Some of the things being done to improve quality of 6-8 bit inference use extra compute and push it a little in the other direction but it’s still pretty memory intense until the batch size gets quite large

It'll help, but GPU crunch isn't caused by people running 6-8bit inference on a single card, but by all the large scale pre-training + fine-tuning runs.
Can you link to an actual performance analysis on this?
Easy.

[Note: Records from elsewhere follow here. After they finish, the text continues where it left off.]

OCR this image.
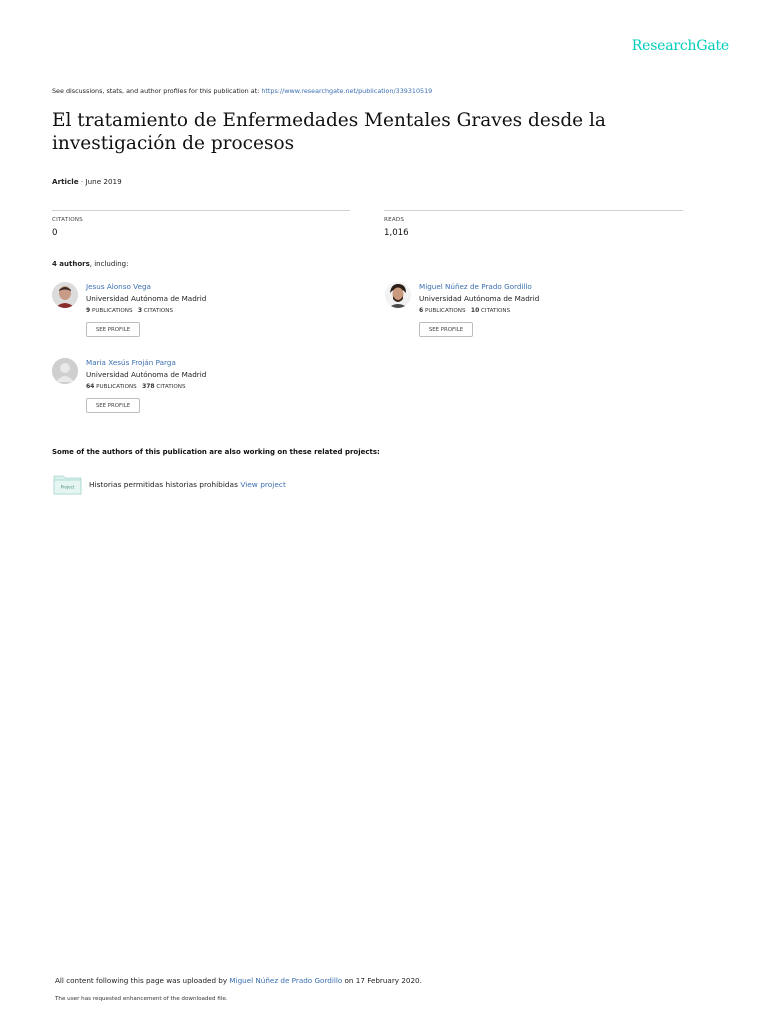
ResearchGate
See discussions, stats, and author profiles for this publication at: https://www.researchgate.net/publication/339310519
El tratamiento de Enfermedades Mentales Graves desde la investigación de procesos
Article · June 2019
CITATIONS
0
READS
1,016
4 authors, including:
Jesus Alonso Vega
Universidad Autónoma de Madrid
9 PUBLICATIONS 3 CITATIONS
SEE PROFILE
Miguel Núñez de Prado Gordillo
Universidad Autónoma de Madrid
6 PUBLICATIONS 10 CITATIONS
SEE PROFILE
Maria Xesús Froján Parga
Universidad Autónoma de Madrid
64 PUBLICATIONS 378 CITATIONS
SEE PROFILE
Some of the authors of this publication are also working on these related projects:
Project Historias permitidas historias prohibidas View project
All content following this page was uploaded by Miguel Núñez de Prado Gordillo on 17 February 2020.
The user has requested enhancement of the downloaded file.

I made tests on desktop core i7-7700 with 64G DDR4-2400. And I've tested 13B..30B..70B models on it, and you may imagine, how easy to manage how many CPU cores used.

Answer is - it is really works, but slow (about 0.5..1 tokens per second, with near 100% CPU usage).

i7-7700 is good weighted machine, but before I few times achieved memory speed bounds with highly optimized software. And it looks very different. When use all cores, I got somewhere about 50% of CPU usage.

BTW Llama.CPU is very good software.

If I’m not mistaken, for parallel inference requests and for prompt preprocessing it’s compute bound.

Also, if you have just a single model you want to optimise (and not the training), you could build an array of asics that do specific matrix computations - then you don’t need to read weights from memory at all.